- Interactive map of the Millennium IT Towers area

General information
- Type: Information Technology Park
- Location: Rushikonda, Visakhapatnam, India
- Completed: 2019
- Inaugurated: 15 February 2019
- Cost: ₹ 145 crore

Height
- Top floor: 10

Technical details
- Floor count: 11
- Floor area: 16,000 m^{2} (170,000 sq ft)

Design and construction
- Architect: CP kukreja architects
- Developer: Andhra Pradesh Industrial Infrastructure Corporation

= Millennium IT Towers =

Business park in Visakhapatnam, India

Millennium IT Towers is an information technology (IT) park situated in the city of Visakhapatnam, India. It was set up for the growth of information technology and as an initiative in making Visakhapatnam city as a Financial-tech (Fintech) Capital in the state of Andhra Pradesh by the APIIC and Government of Andhra Pradesh.
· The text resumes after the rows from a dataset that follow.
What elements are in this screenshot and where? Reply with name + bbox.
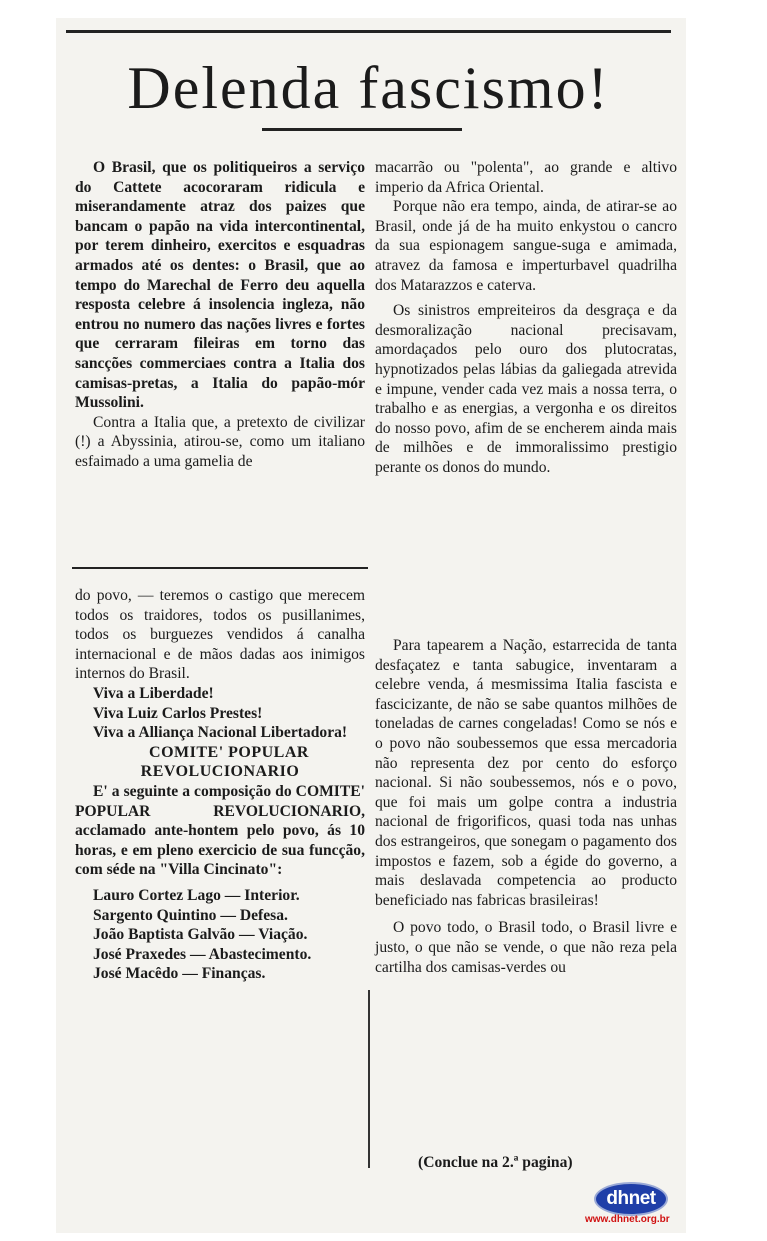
column-right-bottom bbox=[375, 636, 677, 977]
vertical-rule bbox=[368, 990, 370, 1168]
column-right-top bbox=[375, 158, 677, 478]
cheer-line: Viva a Alliança Nacional Libertadora! bbox=[93, 724, 348, 742]
dhnet-logo[interactable]: dhnet bbox=[594, 1182, 668, 1216]
member-line: Lauro Cortez Lago — Interior. bbox=[93, 886, 300, 904]
member-line: José Macêdo — Finanças. bbox=[93, 965, 266, 983]
paragraph: macarrão ou "polenta", ao grande e altivo imperio da Africa Oriental. bbox=[375, 159, 677, 196]
column-left-bottom bbox=[75, 586, 365, 984]
headline: Delenda fascismo! bbox=[127, 55, 610, 121]
cheer-line: Viva Luiz Carlos Prestes! bbox=[93, 704, 263, 722]
paragraph: Porque não era tempo, ainda, de atirar-se ao Brasil, onde já de ha muito enkystou o cancro da sua espionagem sangue-suga e amimada, atravez da famosa e imperturbavel quadrilha dos Matarazzos e caterva. bbox=[375, 198, 677, 294]
paragraph: Os sinistros empreiteiros da desgraça e da desmoralização nacional precisavam, amordaçados pelo ouro dos plutocratas, hypnotizados pelas lábias da galiegada atrevida e impune, vender cada vez mais a nossa terra, o trabalho e as energias, a vergonha e os direitos do nosso povo, afim de se encherem ainda mais de milhões e de immoralissimo prestigio perante os donos do mundo. bbox=[375, 302, 677, 476]
paragraph: Para tapearem a Nação, estarrecida de tanta desfaçatez e tanta sabugice, inventaram a celebre venda, á mesmissima Italia fascista e fascicizante, de não se sabe quantos milhões de toneladas de carnes congeladas! Como se nós e o povo não soubessemos que essa mercadoria não representa dez por cento do esforço nacional. Si não soubessemos, nós e o povo, que foi mais um golpe contra a industria nacional de frigorificos, quasi toda nas unhas dos estrangeiros, que sonegam o pagamento dos impostos e fazem, sob a égide do governo, a mais deslavada competencia ao producto beneficiado nas fabricas brasileiras! bbox=[375, 637, 677, 909]
announcement-paragraph: E' a seguinte a composição do COMITE' POPULAR REVOLUCIONARIO, acclamado ante-hontem pelo povo, ás 10 horas, e em pleno exercicio de sua funcção, com séde na "Villa Cincinato": bbox=[75, 782, 365, 879]
paragraph: O Brasil, que os politiqueiros a serviço do Cattete acocoraram ridicula e miserandamente atraz dos paizes que bancam o papão na vida intercontinental, por terem dinheiro, exercitos e esquadras armados até os dentes: o Brasil, que ao tempo do Marechal de Ferro deu aquella resposta celebre á insolencia ingleza, não entrou no numero das nações livres e fortes que cerraram fileiras em torno das sancções commerciaes contra a Italia dos camisas-pretas, a Italia do papão-mór Mussolini. bbox=[75, 159, 365, 412]
headline-rule bbox=[262, 128, 462, 131]
member-line: Sargento Quintino — Defesa. bbox=[93, 906, 288, 924]
cheer-line: Viva a Liberdade! bbox=[93, 684, 214, 702]
member-line: José Praxedes — Abastecimento. bbox=[93, 945, 312, 963]
column-divider bbox=[72, 567, 368, 569]
top-rule bbox=[66, 30, 671, 33]
paragraph: Contra a Italia que, a pretexto de civilizar (!) a Abyssinia, atirou-se, como um italiano esfaimado a uma gamelia de bbox=[75, 413, 365, 470]
member-line: João Baptista Galvão — Viação. bbox=[93, 926, 308, 944]
section-title: COMITE' POPULAR REVOLUCIONARIO bbox=[140, 743, 309, 781]
paragraph: do povo, — teremos o castigo que merecem todos os traidores, todos os pusillanimes, todos os burguezes vendidos á canalha internacional e de mãos dadas aos inimigos internos do Brasil. bbox=[75, 587, 365, 683]
logo-url[interactable]: www.dhnet.org.br bbox=[585, 1214, 670, 1225]
paragraph: O povo todo, o Brasil todo, o Brasil livre e justo, o que não se vende, o que não reza pela cartilha dos camisas-verdes ou bbox=[375, 919, 677, 976]
column-left-top bbox=[75, 158, 365, 472]
continuation-note: (Conclue na 2.ª pagina) bbox=[418, 1154, 573, 1171]
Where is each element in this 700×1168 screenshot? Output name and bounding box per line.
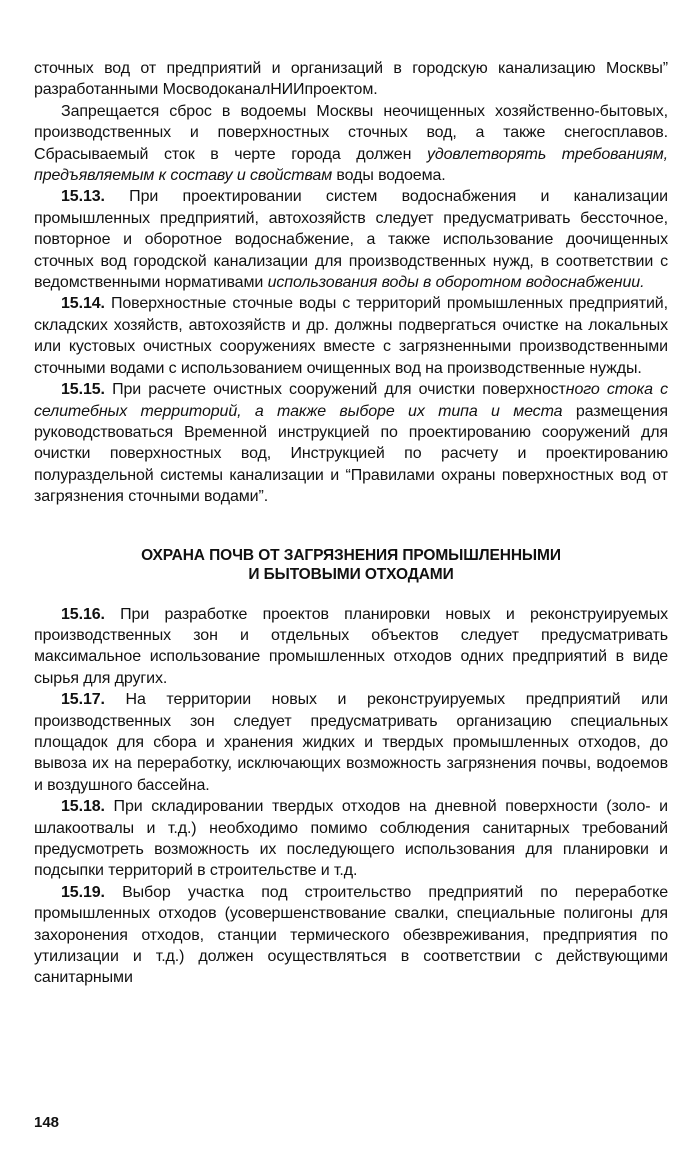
paragraph-15-13: 15.13. При проектировании систем водоснабжения и канализации промышленных предприятий, автохозяйств следует предусматривать бессточное, повторное и оборотное водоснабжение, а также использование доочищенных сточных вод городской канализации для производственных нужд, в соответствии с ведомственными нормативами использования воды в оборотном водоснабжении. [34, 188, 668, 292]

Millennium IT Tower 1 was inaugurated by then Chief Minister of Andhra Pradesh N. Chandrababu Naidu on 15 February 2019

==Infrastructure==
Millennium IT Towers is a 11-storied building, and one of the largest IT towers in Visakhapatnam IT Zone, with two basements, ground floor, 10 upper floors and a parking ground and has a built-up area of 16000 m2 with centralised air-conditioning and an independent power supply and initial employment will be 5,000 jobs.